Se vuelve una especie extraña de ciudad metrópolis que no es, se enciende en cada esquina; con peñas por doquier, con comidas de las más variadas, con guitarreadas que reciben al amanecer, con balnearios repletos y con actividades culturales por todos lados.
El ritmo es demoledor, lo que para Carlos Paz es el teatro y la farándula, para Cosquín resulta el festival.
Nadie quiere perdérselo, aparecen los "gauchos", aparecen los que quieren ser "gauchos" pero que prefieren una hamburguesa de Mc Donald`s a un choripán, los vendedores de emblemas argentinos, los artistas callejeros, los músicos de las sombras que sueñan con pisar el escenario Atahualpa Yupanqui y tantos otros.
Las calles son de fiesta, con un colorido único, con aromas a comidas típicas y con el calor del verano rodeando a una plaza Próspero Molina, donde desfila lo mejor de la música argentina.
De noche, durante el festival, son pocos los coscoínos que duermen.

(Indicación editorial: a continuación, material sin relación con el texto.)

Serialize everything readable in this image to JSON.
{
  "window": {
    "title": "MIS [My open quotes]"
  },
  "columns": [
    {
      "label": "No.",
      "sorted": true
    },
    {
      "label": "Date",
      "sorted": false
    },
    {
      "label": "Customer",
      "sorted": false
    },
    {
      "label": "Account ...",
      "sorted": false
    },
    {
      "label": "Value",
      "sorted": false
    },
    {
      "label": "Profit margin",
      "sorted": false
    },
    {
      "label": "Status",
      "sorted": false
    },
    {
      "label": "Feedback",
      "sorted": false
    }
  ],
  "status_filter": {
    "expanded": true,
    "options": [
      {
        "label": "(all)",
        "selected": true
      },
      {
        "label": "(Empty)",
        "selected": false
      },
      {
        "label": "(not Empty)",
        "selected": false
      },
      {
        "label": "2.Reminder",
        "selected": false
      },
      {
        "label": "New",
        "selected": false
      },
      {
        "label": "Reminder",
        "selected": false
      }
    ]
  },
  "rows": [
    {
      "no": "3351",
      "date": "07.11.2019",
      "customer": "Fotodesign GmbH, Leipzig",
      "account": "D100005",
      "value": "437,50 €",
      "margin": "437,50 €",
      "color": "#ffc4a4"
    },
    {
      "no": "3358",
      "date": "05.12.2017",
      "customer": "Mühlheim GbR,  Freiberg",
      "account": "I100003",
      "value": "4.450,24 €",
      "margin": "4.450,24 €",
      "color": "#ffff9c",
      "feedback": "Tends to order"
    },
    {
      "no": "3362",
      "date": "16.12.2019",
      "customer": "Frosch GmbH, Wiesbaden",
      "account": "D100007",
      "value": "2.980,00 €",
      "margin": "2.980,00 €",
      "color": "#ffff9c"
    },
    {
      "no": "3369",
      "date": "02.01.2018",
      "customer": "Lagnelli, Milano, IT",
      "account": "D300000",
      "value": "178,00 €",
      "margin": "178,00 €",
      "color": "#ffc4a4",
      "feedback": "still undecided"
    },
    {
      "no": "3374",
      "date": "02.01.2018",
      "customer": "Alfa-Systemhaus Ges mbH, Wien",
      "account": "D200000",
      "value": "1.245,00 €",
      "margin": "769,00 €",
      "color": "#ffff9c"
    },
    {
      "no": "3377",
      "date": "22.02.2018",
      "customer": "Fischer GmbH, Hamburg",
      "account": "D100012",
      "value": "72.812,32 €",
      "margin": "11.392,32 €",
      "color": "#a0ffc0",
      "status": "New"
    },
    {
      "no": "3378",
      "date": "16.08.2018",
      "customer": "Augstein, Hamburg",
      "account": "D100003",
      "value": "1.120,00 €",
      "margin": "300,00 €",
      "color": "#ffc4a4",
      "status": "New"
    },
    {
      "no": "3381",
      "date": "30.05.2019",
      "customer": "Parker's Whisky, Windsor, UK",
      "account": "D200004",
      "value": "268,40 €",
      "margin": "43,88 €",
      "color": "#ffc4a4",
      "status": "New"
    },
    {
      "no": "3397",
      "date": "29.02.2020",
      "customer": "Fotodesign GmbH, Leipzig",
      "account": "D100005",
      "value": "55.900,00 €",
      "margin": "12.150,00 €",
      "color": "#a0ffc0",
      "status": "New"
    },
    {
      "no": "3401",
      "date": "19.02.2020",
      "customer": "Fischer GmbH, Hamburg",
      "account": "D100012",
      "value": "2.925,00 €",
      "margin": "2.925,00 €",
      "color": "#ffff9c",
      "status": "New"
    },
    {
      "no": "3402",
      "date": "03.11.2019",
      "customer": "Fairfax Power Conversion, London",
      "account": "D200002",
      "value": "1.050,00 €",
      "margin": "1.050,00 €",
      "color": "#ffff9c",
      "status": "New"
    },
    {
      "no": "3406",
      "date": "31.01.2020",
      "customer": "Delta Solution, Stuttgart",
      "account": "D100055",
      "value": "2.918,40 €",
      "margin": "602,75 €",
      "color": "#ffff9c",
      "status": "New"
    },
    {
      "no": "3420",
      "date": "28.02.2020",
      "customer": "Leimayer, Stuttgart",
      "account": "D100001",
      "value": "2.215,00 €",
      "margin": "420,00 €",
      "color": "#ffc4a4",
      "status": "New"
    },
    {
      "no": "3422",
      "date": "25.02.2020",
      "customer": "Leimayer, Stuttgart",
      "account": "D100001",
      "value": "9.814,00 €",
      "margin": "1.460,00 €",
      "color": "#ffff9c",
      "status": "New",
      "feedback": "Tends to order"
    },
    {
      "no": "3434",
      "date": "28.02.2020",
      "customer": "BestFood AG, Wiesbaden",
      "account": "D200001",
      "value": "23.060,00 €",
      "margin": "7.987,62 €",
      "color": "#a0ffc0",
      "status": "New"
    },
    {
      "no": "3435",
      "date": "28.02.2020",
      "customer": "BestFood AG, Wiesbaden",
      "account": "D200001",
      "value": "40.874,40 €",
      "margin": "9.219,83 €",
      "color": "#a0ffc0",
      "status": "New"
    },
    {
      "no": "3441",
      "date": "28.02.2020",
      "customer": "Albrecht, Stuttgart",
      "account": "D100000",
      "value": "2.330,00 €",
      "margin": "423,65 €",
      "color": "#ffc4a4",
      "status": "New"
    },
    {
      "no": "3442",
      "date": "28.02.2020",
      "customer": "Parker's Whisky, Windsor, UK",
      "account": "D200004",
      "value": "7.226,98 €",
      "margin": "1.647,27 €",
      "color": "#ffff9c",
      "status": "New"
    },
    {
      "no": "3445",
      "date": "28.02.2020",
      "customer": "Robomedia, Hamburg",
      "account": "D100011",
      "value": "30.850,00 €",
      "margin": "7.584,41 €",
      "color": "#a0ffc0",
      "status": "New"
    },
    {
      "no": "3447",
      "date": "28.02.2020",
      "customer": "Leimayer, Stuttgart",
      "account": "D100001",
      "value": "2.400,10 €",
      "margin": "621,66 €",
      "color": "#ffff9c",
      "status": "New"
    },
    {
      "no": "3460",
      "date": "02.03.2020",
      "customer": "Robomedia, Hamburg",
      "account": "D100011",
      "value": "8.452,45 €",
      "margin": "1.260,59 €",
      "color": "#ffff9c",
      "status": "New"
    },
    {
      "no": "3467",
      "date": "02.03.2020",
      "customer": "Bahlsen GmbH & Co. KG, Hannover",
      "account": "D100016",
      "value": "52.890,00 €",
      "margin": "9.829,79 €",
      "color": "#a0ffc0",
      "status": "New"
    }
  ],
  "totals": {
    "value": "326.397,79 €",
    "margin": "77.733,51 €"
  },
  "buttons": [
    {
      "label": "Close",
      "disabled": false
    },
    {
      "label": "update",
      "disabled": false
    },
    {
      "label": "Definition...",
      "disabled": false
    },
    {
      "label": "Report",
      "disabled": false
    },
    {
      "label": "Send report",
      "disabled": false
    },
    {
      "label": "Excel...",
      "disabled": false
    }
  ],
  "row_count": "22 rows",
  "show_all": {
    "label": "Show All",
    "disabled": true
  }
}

Son pocos porque pocos son los que quieren perderse el extásis de las nueve (en esta edición diez) lunas, que invade la ciudad, y porque, así quisiesen, también es más que dificil.
Y es que, quien no está divirtiendose hasta altas horas de la noche, está trabajando hasta altas horas de la noche.
Cualquier parque es una improvisada playa de estacionamiento y cualquier casona una peña, donde todos trabajan, donde todos celebran la argentinidad.
Antes de volverme a las salas teatrales, al brillo de la farándula, a los beats electrónicos de la noche carlospacense, doy una última mirada a Cosquín, donde está de moda el foclore, donde no hay brillo sino la luz de la luna y donde ser argentino da gusto.
Es un baño de argentinidad, un baño de latinoamericanismo, que se respira en medio de tanta globalización, y está bueno.